The great principle of everything is in fact God himself, and it happens that God is Trinity, which means, as Saint Thomas says, trine-unity. And Saint Athanasius says: Unity in Trinity, and Trinity in Unity is to be revered. It is certainly a great mystery that God is Three Persons, well distinct but truly equal. Yet, the fact that it is a mystery should not dispense us from making the effort of our intelligence that would be a fair answer to the gift of Revelation. And effort means sacrifice. The quest for God is difficult but it is worthwhile and salutary.
Seek God and your soul shall live, Psalm 69 says. But Saint Augustine warns us. It would be rash and dangerous to think that you know God. Our quest for God is never achieved in this present life. This is why the Psalmist adds in Psalm 104: Seek His face evermore. Similarly Saint Paul also says: And if any man think that he knoweth any thing, he hath not yet known as he ought to know. But if any man love God, the same is known by him. (1 Co 2-3) There would be a lot to say about this sentence. It is an invitation to humility and to charity. Whatever you know about God is still nothing and can even be dangerous because of a certain pride.

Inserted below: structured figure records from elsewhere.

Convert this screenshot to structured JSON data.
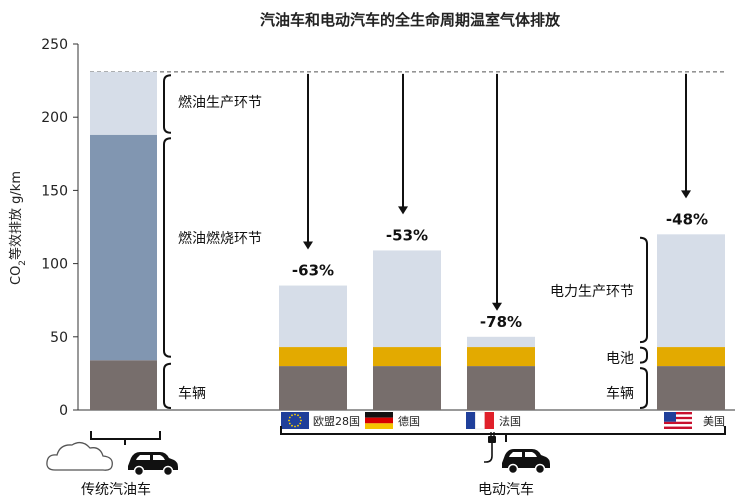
{
  "chart_data": {
    "type": "bar",
    "title": "汽油车和电动汽车的全生命周期温室气体排放",
    "ylabel_main": "CO",
    "ylabel_sub": "2",
    "ylabel_rest": "等效排放 g/km",
    "ylim": [
      0,
      250
    ],
    "yticks": [
      0,
      50,
      100,
      150,
      200,
      250
    ],
    "reference_line": 231,
    "colors": {
      "vehicle": "#776e6c",
      "battery": "#e3aa00",
      "fuel_combustion": "#8196b1",
      "production": "#d6dde8"
    },
    "gasoline": {
      "segments": [
        {
          "name": "车辆",
          "value": 34
        },
        {
          "name": "燃油燃烧环节",
          "value": 154
        },
        {
          "name": "燃油生产环节",
          "value": 43
        }
      ],
      "segment_labels": [
        "车辆",
        "燃油燃烧环节",
        "燃油生产环节"
      ]
    },
    "ev_bars": [
      {
        "country": "欧盟28国",
        "flag": "eu-flag",
        "vehicle": 30,
        "battery": 13,
        "electricity": 42,
        "change": "-63%"
      },
      {
        "country": "德国",
        "flag": "germany-flag",
        "vehicle": 30,
        "battery": 13,
        "electricity": 66,
        "change": "-53%"
      },
      {
        "country": "法国",
        "flag": "france-flag",
        "vehicle": 30,
        "battery": 13,
        "electricity": 7,
        "change": "-78%"
      },
      {
        "country": "美国",
        "flag": "usa-flag",
        "vehicle": 30,
        "battery": 13,
        "electricity": 77,
        "change": "-48%"
      }
    ],
    "ev_labels": {
      "electricity": "电力生产环节",
      "battery": "电池",
      "vehicle": "车辆"
    }
  },
  "footer": {
    "gasoline_label": "传统汽油车",
    "ev_label": "电动汽车"
  }
}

It is a usual temptation that when you know, you want to be sure that others know that you know. So Saint Paul, well aware of this danger, invites us to love in order to be known by God. Yet, it is still true that we owe to progress in our knowledge of God. Saint Augustine encourages us by saying: Let us seek with the desire to find, and find with the desire to seek still more. Whatever you know, you still have more to know.
In order to know more about God we can look at ourselves, since we have been created to His image. Saint Augustine says that when I love something, I discovered three things, which are myself, the thing that I love, and love itself. If a soul loves itself, there is a certain identity between the lover and the thing that is loved.. There is a relation between two terms: the soul that loves and love. They are on a relative point of view two different things, but they are united together in one spirit.
Now, in order to love something, you have to know it first. A soul knows itself first and then loves itself. The soul and the knowledge of itself are two different things, but again they are united together in one spirit. So, Saint Augustine says that the soul, its knowledge and its love are three different things but these three things are only one; and when they are perfect, they are equal. Our soul, our intelligence and our will are finally the image of the Blessed Trinity. In God, there is a perfection of knowledge and of love, so there is a equality between the three terms: three things that are only one substance.
It is then in the right comprehension of intelligence and of love that we can apprehend as much as we can the mystery of God. Knowing and loving! Here is the principle of our religious life that is well conformed to our rational nature. Being created in the image of God, with an intelligence and a will, we have to use them in order to return to Him, our principle and our end. If you know God, as He truly is, which is Trinity, then we can love Him. If you love Him, then we are known by Him. We are incorporated into the relations between the Three Divine Person. In other word, we share the Divine intimacy with the Father, the Son and the Holy Spirit. That is the gift of the Divine grace.